Torah Scroll to Sail the Seas on New US Navy Ship in Tribute to Jewish WWII Vet

November 14, 2017

2 min read

A Torah scroll honoring Jewish US World War II Air Corps veteran Jacob Kamaras is set to sail aboard the USS Gerald R. Ford supercarrier along with 30-40 Jewish sailors. The family of Jacob Kamaras commissioned the lightweight and portable Torah scroll to allow the men and women serving America to have access to Jewish ritual while traveling international waters.

To Jacob Kamaras, the grandson and namesake of the WWII veteran, the Torah scroll will help Jews who serve America feel grounded while they set sail far and wide.

“If Jacob was born into another religion, then we would be honoring him in some different way. But Jacob was born a Jew and he served in the military, and because of his life, work, and service, countless Jews in the military will have access to a Torah and will be connected with their faith,” the younger Kamaras told Breaking Israel News.

Because the war veteran suddenly died of a heart attack when his son was eight years old, the Torah scroll represents for the Kamaras family a shift in his memory from being absent in their lives to having an omnipresent legacy.

According to the younger Kamaras, it was always his father’s idea to commission a Torah scroll in memory of his grandfather, using the JCC Association of North America’s program “Torahs for our Troops” as inspiration.

“We felt as a family that a Torah scroll leaves an enduring legacy. It’s a fixture in Judaism and in Jewish ritual. The scrolls literally and hopefully last forever on parchment,” he told Breaking Israel News.

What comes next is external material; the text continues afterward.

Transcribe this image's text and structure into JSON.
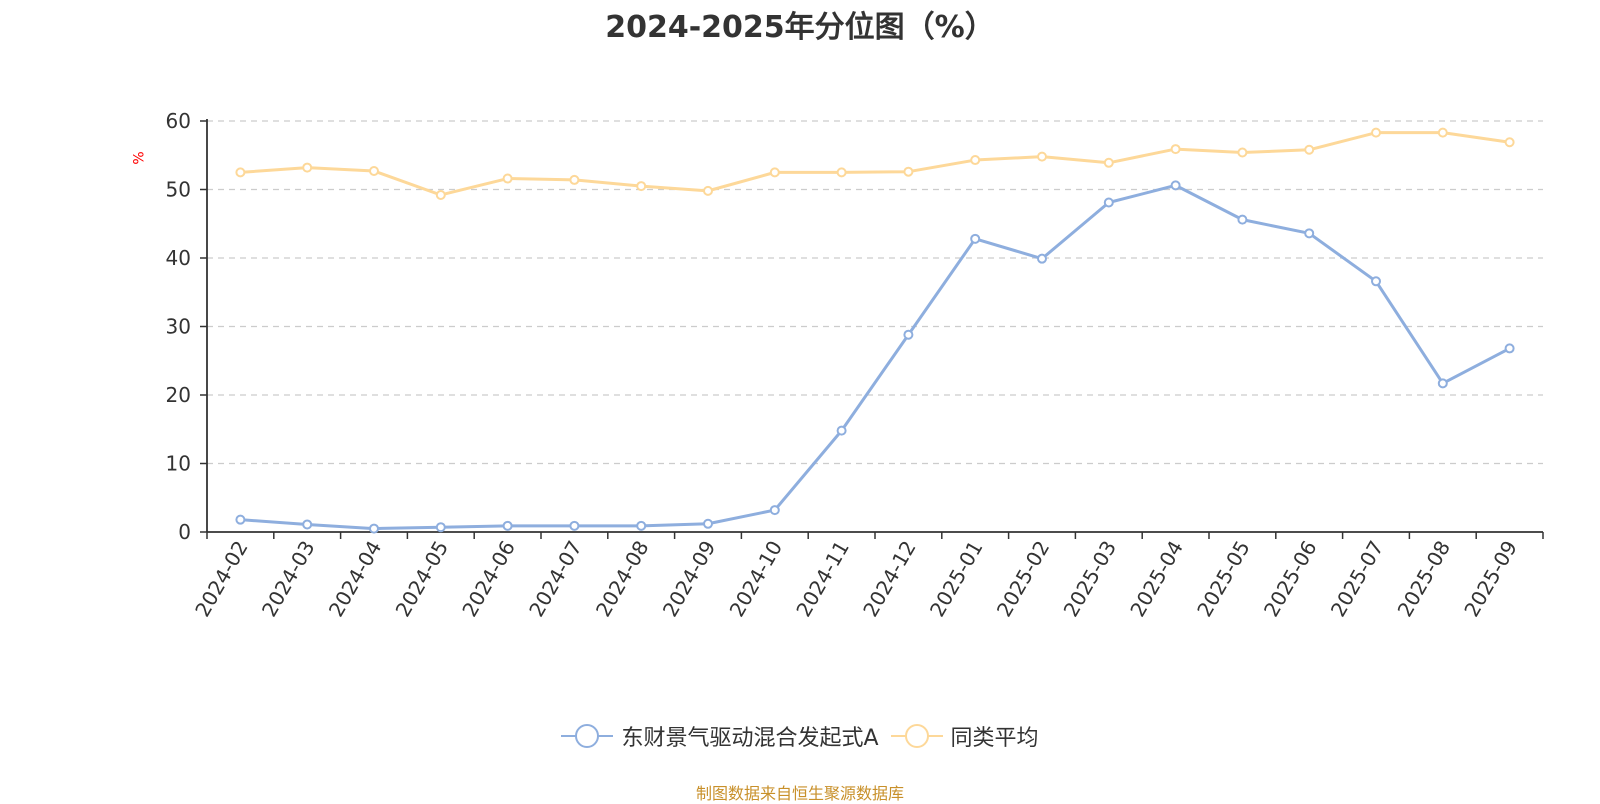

“You always hear stories about 400-500 year old Torah scrolls from Europe or ones that survived the Holocaust and were maintained, and there’s a certain presence of the Torah scroll in contemporary Jewish history as a permanent fixture in Jewish life that imparts our values,” he said.

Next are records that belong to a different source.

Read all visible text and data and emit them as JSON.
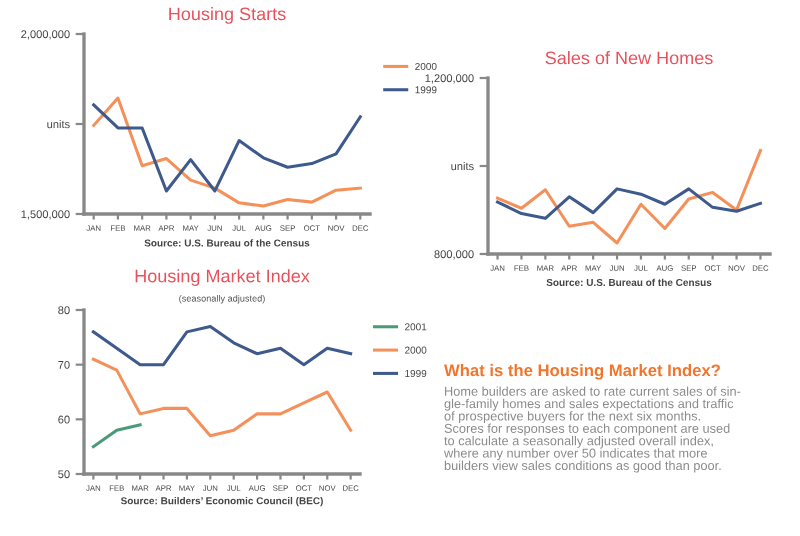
{
  "chart_data": [
    {
      "type": "line",
      "title": "Housing Starts",
      "categories": [
        "JAN",
        "FEB",
        "MAR",
        "APR",
        "MAY",
        "JUN",
        "JUL",
        "AUG",
        "SEP",
        "OCT",
        "NOV",
        "DEC"
      ],
      "series": [
        {
          "name": "2000",
          "color": "#f4915a",
          "values": [
            1746000,
            1822000,
            1634000,
            1654000,
            1594000,
            1572000,
            1531000,
            1522000,
            1540000,
            1533000,
            1566000,
            1572000
          ]
        },
        {
          "name": "1999",
          "color": "#3e5a8c",
          "values": [
            1803000,
            1739000,
            1739000,
            1564000,
            1651000,
            1564000,
            1704000,
            1656000,
            1630000,
            1640000,
            1667000,
            1770000
          ]
        }
      ],
      "ylim": [
        1500000,
        2000000
      ],
      "yticks": [
        {
          "value": 1500000,
          "label": "1,500,000"
        },
        {
          "value": 1750000,
          "label": "units"
        },
        {
          "value": 2000000,
          "label": "2,000,000"
        }
      ],
      "annotations": [
        "Source: U.S. Bureau of the Census"
      ],
      "legend": "right",
      "grid": false
    },
    {
      "type": "line",
      "title": "Sales of New Homes",
      "categories": [
        "JAN",
        "FEB",
        "MAR",
        "APR",
        "MAY",
        "JUN",
        "JUL",
        "AUG",
        "SEP",
        "OCT",
        "NOV",
        "DEC"
      ],
      "series": [
        {
          "color": "#f4915a",
          "values": [
            927000,
            904000,
            946000,
            863000,
            872000,
            825000,
            913000,
            858000,
            925000,
            940000,
            900000,
            1035000
          ]
        },
        {
          "color": "#3e5a8c",
          "values": [
            918000,
            892000,
            881000,
            930000,
            894000,
            948000,
            936000,
            913000,
            948000,
            906000,
            897000,
            915000
          ]
        }
      ],
      "ylim": [
        800000,
        1200000
      ],
      "yticks": [
        {
          "value": 800000,
          "label": "800,000"
        },
        {
          "value": 1000000,
          "label": "units"
        },
        {
          "value": 1200000,
          "label": "1,200,000"
        }
      ],
      "annotations": [
        "Source: U.S. Bureau of the Census"
      ],
      "grid": false
    },
    {
      "type": "line",
      "title": "Housing Market Index",
      "subtitle": "(seasonally adjusted)",
      "categories": [
        "JAN",
        "FEB",
        "MAR",
        "APR",
        "MAY",
        "JUN",
        "JUL",
        "AUG",
        "SEP",
        "OCT",
        "NOV",
        "DEC"
      ],
      "series": [
        {
          "name": "2001",
          "color": "#4a9a7a",
          "values": [
            55,
            58,
            59,
            null,
            null,
            null,
            null,
            null,
            null,
            null,
            null,
            null
          ]
        },
        {
          "name": "2000",
          "color": "#f4915a",
          "values": [
            71,
            69,
            61,
            62,
            62,
            57,
            58,
            61,
            61,
            63,
            65,
            58
          ]
        },
        {
          "name": "1999",
          "color": "#3e5a8c",
          "values": [
            76,
            73,
            70,
            70,
            76,
            77,
            74,
            72,
            73,
            70,
            73,
            72
          ]
        }
      ],
      "ylim": [
        50,
        80
      ],
      "yticks": [
        50,
        60,
        70,
        80
      ],
      "annotations": [
        "Source: Builders’ Economic Council (BEC)"
      ],
      "legend": "right",
      "grid": false
    },
    {
      "type": "other",
      "title": "What is the Housing Market Index?",
      "annotations": [
        "Home builders are asked to rate current sales of sin-\ngle-family homes and sales expectations and traffic\nof prospective buyers for the next six months.\nScores for responses to each component are used\nto calculate a seasonally adjusted overall index,\nwhere any number over 50 indicates that more\nbuilders view sales conditions as good than poor."
      ]
    }
  ]
}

“It’s a tremendous legacy for anyone to leave, for a Torah scroll to be commissioned, so it’s an honor.”

The commissioned Torah was written by scribe Zerach Greenfield and is intentionally lightweight so that it can be portable for members of the military who are often sea-bound for 6-8 month periods at a time.

The casing of the Torah scroll is adorned with circular, silver plates surrounding the handles. On the plates are inscriptions of the names of the members of the Kamaras family.

For younger Kamaras, his grandfather, whom he never met, always remained a “tremendous mystery” to him. He recalls the peculiarity of visiting his grandfather’s burial site and seeing his own name written on the headstone.

“It is an out of body experience to see your own name written on a tombstone,” he said. But while the tombstone is associated with death, Jacob Kamaras’ name on the casing of the Torah scroll is associated with something that gives life.

“Suddenly now, the biggest impact of the Torah scroll for me is this is Jacob’s new story. For years to me, he was just someone who was absent, and now he’s really present,” Kamaras told Breaking Israel News.

“That’s Jacob’s new story, and it’s not about the mystery surrounding him, but the story of what his legacy is doing for these troops,” he concluded.